The Courage to Go Back
While we were talking, Sam mentioned he’d recently gone back to the prison where he’d served some of his time. He went through the front door this time, something he’d never done before.
“When that gate closed behind me, I felt this fear inside me,” he said. “But I was there to help.”
Think about the courage that takes. Going back through those gates, hearing that sound, feeling that fear, all to help other men who are where you used to be. Sam does this work because he knows that the system is broken.
The question isn’t whether people deserve a second chance. The question is whether we’re going to give them the tools to succeed or set them up to fail.

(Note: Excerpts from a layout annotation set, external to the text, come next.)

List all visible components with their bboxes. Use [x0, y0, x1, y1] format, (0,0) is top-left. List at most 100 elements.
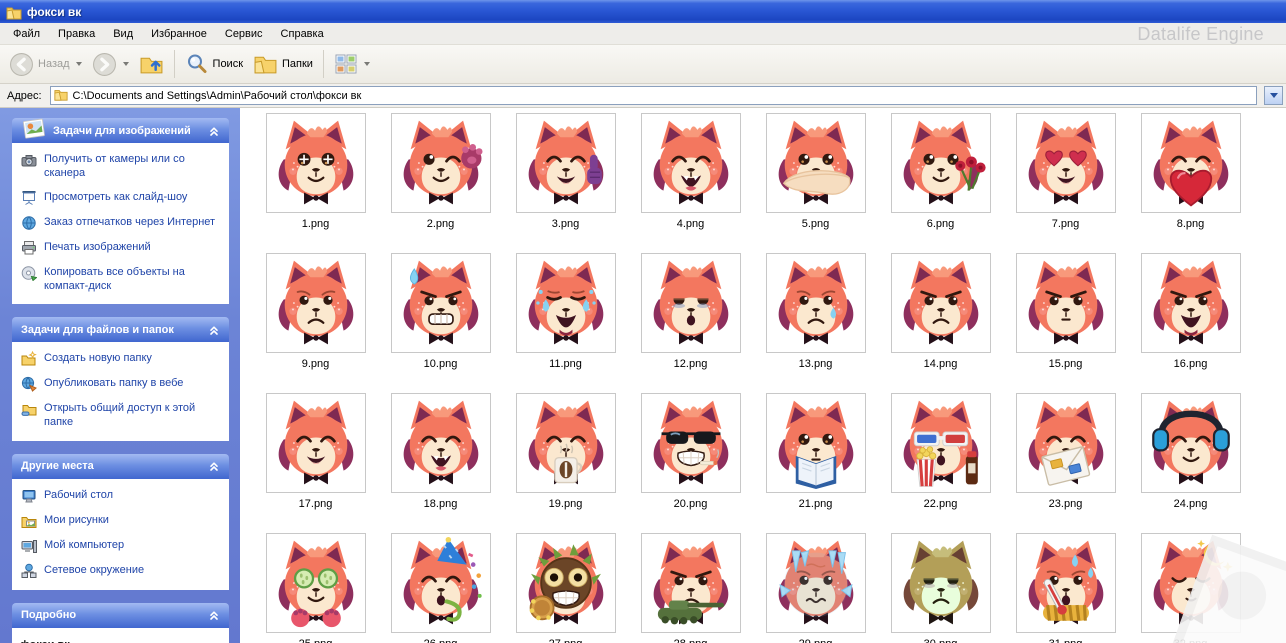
up-button[interactable] — [134, 49, 169, 80]
fox-angry-image[interactable] — [1016, 253, 1116, 353]
fox-big-smile-image[interactable] — [641, 113, 741, 213]
sidebar-item-online-prints[interactable]: Заказ отпечатков через Интернет — [21, 215, 223, 231]
file-item[interactable]: 29.png — [753, 533, 878, 643]
menu-view[interactable]: Вид — [104, 25, 142, 43]
file-item[interactable]: 24.png — [1128, 393, 1253, 533]
fox-thumbs-up-image[interactable] — [516, 113, 616, 213]
fox-upset-tear-image[interactable] — [766, 253, 866, 353]
file-item[interactable]: 22.png — [878, 393, 1003, 533]
fox-party-image[interactable] — [391, 533, 491, 633]
menu-tools[interactable]: Сервис — [216, 25, 272, 43]
folder-content[interactable]: 1.png2.png3.png4.png5.png6.png7.png8.png… — [240, 108, 1286, 643]
fox-exhausted-image[interactable] — [641, 253, 741, 353]
file-item[interactable]: 20.png — [628, 393, 753, 533]
menu-help[interactable]: Справка — [272, 25, 333, 43]
sidebar-item-network[interactable]: Сетевое окружение — [21, 563, 223, 579]
panel-details-header[interactable]: Подробно — [12, 603, 229, 628]
file-item[interactable]: 15.png — [1003, 253, 1128, 393]
sidebar-item-my-pictures[interactable]: Мои рисунки — [21, 513, 223, 529]
file-item[interactable]: 31.png — [1003, 533, 1128, 643]
fox-sparkling-eyes-image[interactable] — [266, 113, 366, 213]
back-button[interactable]: Назад — [4, 49, 87, 80]
file-item[interactable]: 28.png — [628, 533, 753, 643]
fox-cucumber-spa-image[interactable] — [266, 533, 366, 633]
views-button[interactable] — [329, 49, 375, 79]
file-item[interactable]: 17.png — [253, 393, 378, 533]
views-dropdown-arrow[interactable] — [364, 62, 370, 66]
file-item[interactable]: 7.png — [1003, 113, 1128, 253]
file-item[interactable]: 18.png — [378, 393, 503, 533]
camera-scanner-icon — [21, 152, 37, 168]
file-item[interactable]: 23.png — [1003, 393, 1128, 533]
fox-crying-loud-image[interactable] — [516, 253, 616, 353]
forward-button[interactable] — [87, 49, 134, 80]
file-item[interactable]: 19.png — [503, 393, 628, 533]
back-dropdown-arrow[interactable] — [76, 62, 82, 66]
file-item[interactable]: 5.png — [753, 113, 878, 253]
fox-laughing-loud-image[interactable] — [391, 393, 491, 493]
fox-waving-paw-image[interactable] — [391, 113, 491, 213]
file-item[interactable]: 6.png — [878, 113, 1003, 253]
panel-picture-tasks-header[interactable]: Задачи для изображений — [12, 118, 229, 143]
fox-coffee-cup-image[interactable] — [516, 393, 616, 493]
menu-file[interactable]: Файл — [4, 25, 49, 43]
sidebar-item-share-folder[interactable]: Открыть общий доступ к этой папке — [21, 401, 223, 430]
fox-sad-image[interactable] — [266, 253, 366, 353]
fox-toy-tank-image[interactable] — [641, 533, 741, 633]
sidebar-item-camera-scanner[interactable]: Получить от камеры или со сканера — [21, 152, 223, 181]
fox-frozen-icicles-image[interactable] — [766, 533, 866, 633]
fox-envelope-image[interactable] — [1016, 393, 1116, 493]
fox-tribal-mask-image[interactable] — [516, 533, 616, 633]
sidebar-item-slideshow[interactable]: Просмотреть как слайд-шоу — [21, 190, 223, 206]
file-item[interactable]: 14.png — [878, 253, 1003, 393]
fox-nervous-sweat-image[interactable] — [391, 253, 491, 353]
fox-sick-green-image[interactable] — [891, 533, 991, 633]
panel-file-tasks-header[interactable]: Задачи для файлов и папок — [12, 317, 229, 342]
fox-headphones-image[interactable] — [1141, 393, 1241, 493]
file-item[interactable]: 2.png — [378, 113, 503, 253]
file-item[interactable]: 26.png — [378, 533, 503, 643]
file-item[interactable]: 27.png — [503, 533, 628, 643]
sidebar-item-publish-web[interactable]: Опубликовать папку в вебе — [21, 376, 223, 392]
fox-laughing-image[interactable] — [266, 393, 366, 493]
file-item[interactable]: 8.png — [1128, 113, 1253, 253]
file-item[interactable]: 9.png — [253, 253, 378, 393]
sidebar-item-print-pictures[interactable]: Печать изображений — [21, 240, 223, 256]
fox-holding-heart-image[interactable] — [1141, 113, 1241, 213]
menu-edit[interactable]: Правка — [49, 25, 104, 43]
fox-fever-scarf-image[interactable] — [1016, 533, 1116, 633]
sidebar-item-desktop[interactable]: Рабочий стол — [21, 488, 223, 504]
file-item[interactable]: 10.png — [378, 253, 503, 393]
fox-reading-book-image[interactable] — [766, 393, 866, 493]
file-grid: 1.png2.png3.png4.png5.png6.png7.png8.png… — [253, 113, 1253, 643]
print-icon — [21, 240, 37, 256]
file-item[interactable]: 11.png — [503, 253, 628, 393]
address-dropdown-button[interactable] — [1264, 86, 1283, 105]
file-item[interactable]: 3.png — [503, 113, 628, 253]
fox-furious-yell-image[interactable] — [1141, 253, 1241, 353]
sidebar-item-my-computer[interactable]: Мой компьютер — [21, 538, 223, 554]
menu-favorites[interactable]: Избранное — [142, 25, 216, 43]
file-item[interactable]: 1.png — [253, 113, 378, 253]
file-item[interactable]: 13.png — [753, 253, 878, 393]
file-item[interactable]: 30.png — [878, 533, 1003, 643]
file-item[interactable]: 16.png — [1128, 253, 1253, 393]
sidebar-item-new-folder[interactable]: Создать новую папку — [21, 351, 223, 367]
file-item[interactable]: 25.png — [253, 533, 378, 643]
fox-displeased-image[interactable] — [891, 253, 991, 353]
fox-heart-eyes-image[interactable] — [1016, 113, 1116, 213]
search-button[interactable]: Поиск — [180, 49, 248, 79]
fox-with-roses-image[interactable] — [891, 113, 991, 213]
file-item[interactable]: 21.png — [753, 393, 878, 533]
panel-details: Подробно фокси вк Папка с файлами Измене… — [12, 603, 229, 643]
sidebar-item-burn-cd[interactable]: Копировать все объекты на компакт-диск — [21, 265, 223, 294]
fox-3d-glasses-popcorn-image[interactable] — [891, 393, 991, 493]
file-item[interactable]: 4.png — [628, 113, 753, 253]
panel-other-places-header[interactable]: Другие места — [12, 454, 229, 479]
folders-button[interactable]: Папки — [248, 49, 318, 80]
fox-sunglasses-cigarette-image[interactable] — [641, 393, 741, 493]
fox-shy-tail-hug-image[interactable] — [766, 113, 866, 213]
forward-dropdown-arrow[interactable] — [123, 62, 129, 66]
address-input[interactable]: C:\Documents and Settings\Admin\Рабочий … — [50, 86, 1257, 105]
file-item[interactable]: 12.png — [628, 253, 753, 393]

Building Something Different
Now Sam is co-founder of the Re-Entry & Recovery Alliance, a nonprofit he started with Keira Moore Majeed. Their mission is simple: “Breaking barriers, building futures. Empowering second chances for those impacted by incarceration.”
They provide housing, advocacy, substance use support, education, mental health services, and comprehensive reentry support. But more than that, they understand what Sam learned in prison: healing has to start before you walk out the door.
“The one piece of advice I give everyone,” Sam told me, “is get yourself a therapist.”
Here’s a Black man who spent almost 25 years in the system and he is telling other men that therapy is the answer. This flies in the face of everything our culture tells men about strength and self-reliance. But Sam knows that fear-based masculinities keep men isolated and broken. Love-based healing happens in community.
The Real Question
“People talk about needing to pay our debt to society,” Sam said. “But how do you pay your debt to society from inside a cell? How is being locked away from society serving anyone?”
Sam’s point hit me. Real debt to society gets paid when people are healed, transformed, and contributing. When they become mentors instead of statistics. When they break cycles instead of continuing them.
The crimes that land people in prison are almost always rooted in trauma, addiction, and desperation. Until we address those root causes, we’re not solving anything. We’re just warehousing human potential.
What Healing Actually Looks Like
I feel like Sam’s approach through the Re-Entry & Recovery Alliance is different. They believe reentry should start the moment someone enters the system, not when they leave it. They focus on empowerment, not punishment. They understand that successful reintegration requires support, not abandonment.
Most importantly, they know that healing is possible. Sam is living proof. So is every person their organization helps transition back into community.
This isn’t just about individual transformation, though that matters enormously. It’s about recognizing that public safety comes from healing, not warehousing. That communities are stronger when everyone has a chance to contribute. That second chances aren’t just good for the people receiving them, they’re good for all of us.
The Bigger Picture
Sitting across from Sam at that Norfolk restaurant, I was struck by something. Here was a man who had every reason to be bitter, angry, hardened by his experience. Instead, he’d chosen to dedicate his life to helping others avoid the pitfalls he’d faced.
That’s what love in action looks like. Not the romanticized version, but the roll-up-your-sleeves, walk-back-through-those-scary-gates, build-something-better kind of love.
Sam’s story reminds me why this work matters. Not just for the people directly impacted, but for all of us. Because when we create systems that heal instead of harm, everyone wins.
If you want to learn more about Sam’s work, check out the Re-Entry & Recovery Alliance at rraalliance.com. It think they’re doing the kind of work that actually makes communities safer by making people whole.
Because real safety doesn’t come from locking people away. It comes from helping them find their way home. At least that is what I think.